Submitted by deb on Thu, 06/21/2012 – 16:31
1) Patient has “attacks” of weakness and/or floppy paralysis.
2) First attacks occur by the age of 16 in 65% of patients.
3) Attacks follow triggering events (vigorous exercise, intense stress, fright) or a meal high in carbohydrate and/or sodium (baked goods, pizza, Chinese food, sugar-sweetened soda, beer, etc.). Often a first attack occurs in a teenager who has participated in a sporting event and celebrated afterward with pizza and beer or soda. Attacks also frequently occur after dental work or stitching of minor wounds, triggered by the epinephrine in the local anaesthetic. Heat stress and chilling are reported triggers in many patients.
4) Attacks usually begin in early morning hours before waking so patient awakens weak/paralyzed.
5) Potassium level in the blood falls in the hours leading up to the attack. In teenagers this fall may be dramatic, even to 1.8 or 2.0, older patients usually experience less drop from normal.

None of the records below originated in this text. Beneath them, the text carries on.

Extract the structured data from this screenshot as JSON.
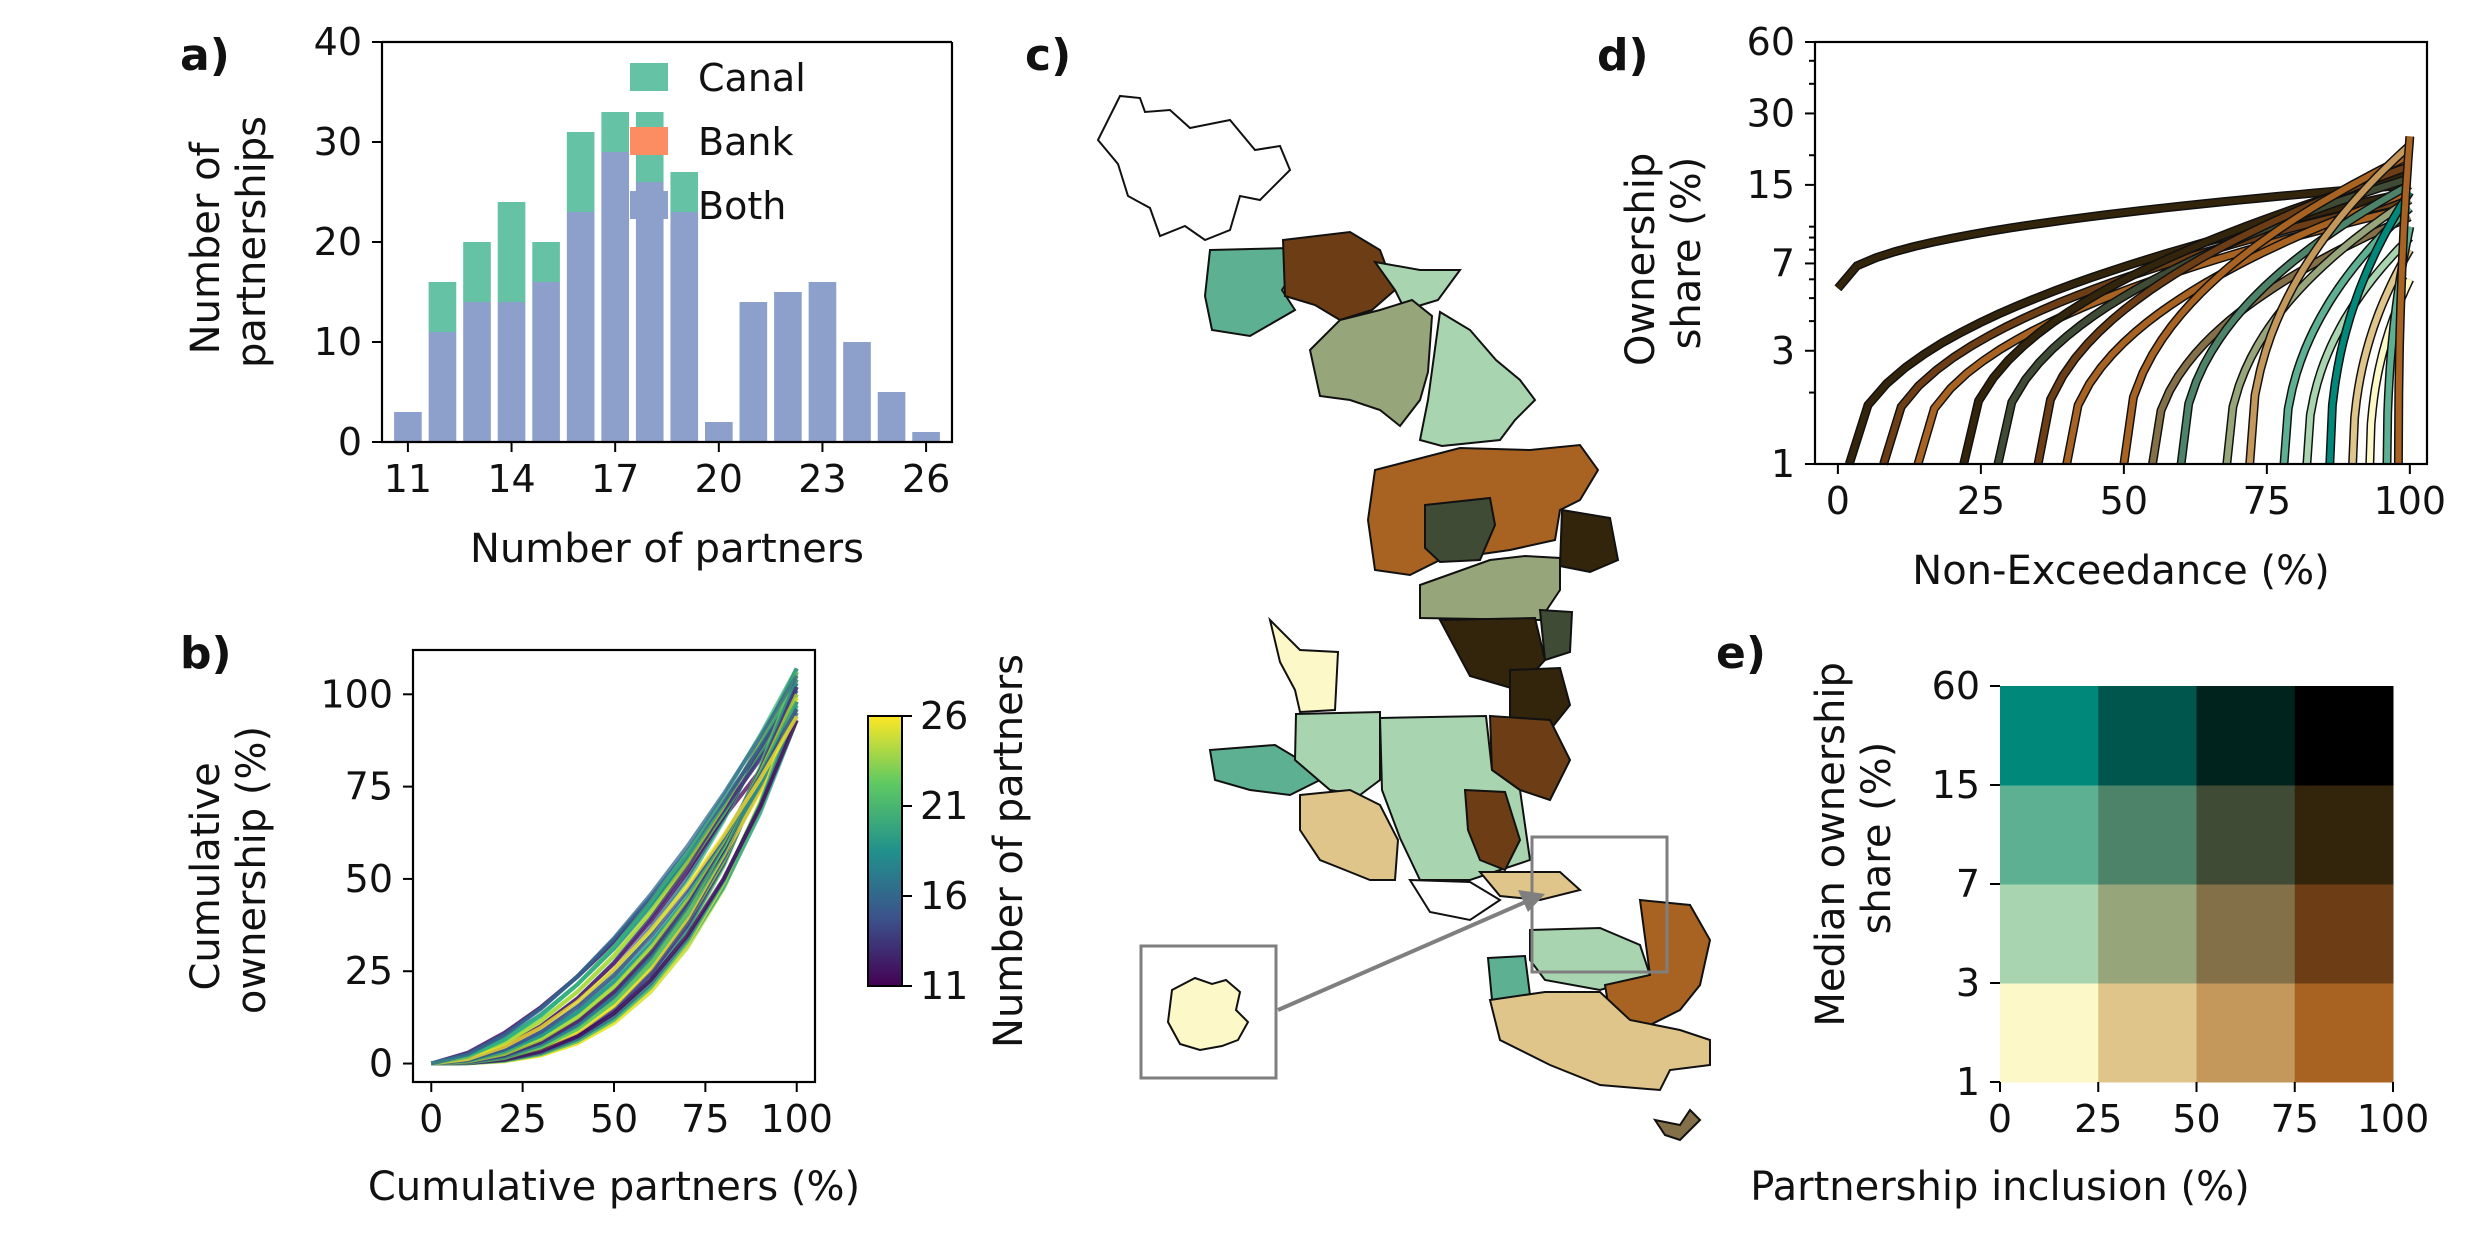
{
  "panel_letters": {
    "a": "a)",
    "b": "b)",
    "c": "c)",
    "d": "d)",
    "e": "e)"
  },
  "colors": {
    "canal": "#66c2a5",
    "bank": "#fc8d62",
    "both": "#8da0cb",
    "map_scale": [
      "#fcf8c8",
      "#e0c58b",
      "#c4975a",
      "#a86323",
      "#a8d5b0",
      "#97a57a",
      "#837049",
      "#6d3e16",
      "#5db192",
      "#4d8469",
      "#3f4b34",
      "#33240c",
      "#00887a",
      "#00564d",
      "#01231e",
      "#000000"
    ]
  },
  "chart_data": [
    {
      "id": "a",
      "type": "bar",
      "stacked": true,
      "categories": [
        11,
        12,
        13,
        14,
        15,
        16,
        17,
        18,
        19,
        20,
        21,
        22,
        23,
        24,
        25,
        26
      ],
      "series": [
        {
          "name": "Both",
          "values": [
            3,
            11,
            14,
            14,
            16,
            23,
            29,
            26,
            23,
            2,
            14,
            15,
            16,
            10,
            5,
            1
          ]
        },
        {
          "name": "Bank",
          "values": [
            0,
            0,
            0,
            0,
            0,
            0,
            0,
            0,
            0,
            0,
            0,
            0,
            0,
            0,
            0,
            0
          ]
        },
        {
          "name": "Canal",
          "values": [
            0,
            5,
            6,
            10,
            4,
            8,
            4,
            7,
            4,
            0,
            0,
            0,
            0,
            0,
            0,
            0
          ]
        }
      ],
      "xticks": [
        "11",
        "14",
        "17",
        "20",
        "23",
        "26"
      ],
      "yticks": [
        "0",
        "10",
        "20",
        "30",
        "40"
      ],
      "xlabel": "Number of partners",
      "ylabel": [
        "Number of",
        "partnerships"
      ],
      "ylim": [
        0,
        40
      ],
      "legend": [
        "Canal",
        "Bank",
        "Both"
      ],
      "legend_position": "top-right"
    },
    {
      "id": "b",
      "type": "line",
      "x": [
        0,
        10,
        20,
        30,
        40,
        50,
        60,
        70,
        80,
        90,
        100
      ],
      "series_note": "many partnership curves coloured by number of partners",
      "xticks": [
        "0",
        "25",
        "50",
        "75",
        "100"
      ],
      "yticks": [
        "0",
        "25",
        "50",
        "75",
        "100"
      ],
      "xlabel": "Cumulative partners (%)",
      "ylabel": [
        "Cumulative",
        "ownership (%)"
      ],
      "xlim": [
        -5,
        105
      ],
      "ylim": [
        -5,
        112
      ],
      "colorbar": {
        "label": "Number of partners",
        "ticks": [
          "11",
          "16",
          "21",
          "26"
        ],
        "range": [
          11,
          26
        ],
        "colormap": "viridis"
      }
    },
    {
      "id": "d",
      "type": "line",
      "yscale": "log",
      "xticks": [
        "0",
        "25",
        "50",
        "75",
        "100"
      ],
      "yticks": [
        "1",
        "3",
        "7",
        "15",
        "30",
        "60"
      ],
      "xlabel": "Non-Exceedance (%)",
      "ylabel": [
        "Ownership",
        "share (%)"
      ],
      "xlim": [
        -4,
        103
      ],
      "ylim": [
        1,
        60
      ]
    },
    {
      "id": "e",
      "type": "heatmap",
      "x_edges": [
        0,
        25,
        50,
        75,
        100
      ],
      "y_edges": [
        "1",
        "3",
        "7",
        "15",
        "60"
      ],
      "xticks": [
        "0",
        "25",
        "50",
        "75",
        "100"
      ],
      "yticks": [
        "1",
        "3",
        "7",
        "15",
        "60"
      ],
      "xlabel": "Partnership inclusion (%)",
      "ylabel": [
        "Median ownership",
        "share (%)"
      ]
    }
  ]
}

Potassium level normalizes well before strength returns, so the drop in potassium may not always be evident if blood is drawn toward the end of the attack.
6) Patients do not lose potassium (or other electrolytes) in the urine during paralytic attack. Low serum levels due to excretion immediately prior to or during attacks suggests another diagnosis. See: Determining the Origin of Hypokalemic Paralysis.
7) Patients should not be started on medication which modifies/manipulates acid-base balance or potassium levels until a 24 hour urine examination has been conducted to rule out kidney, endocrine and digestive disorders.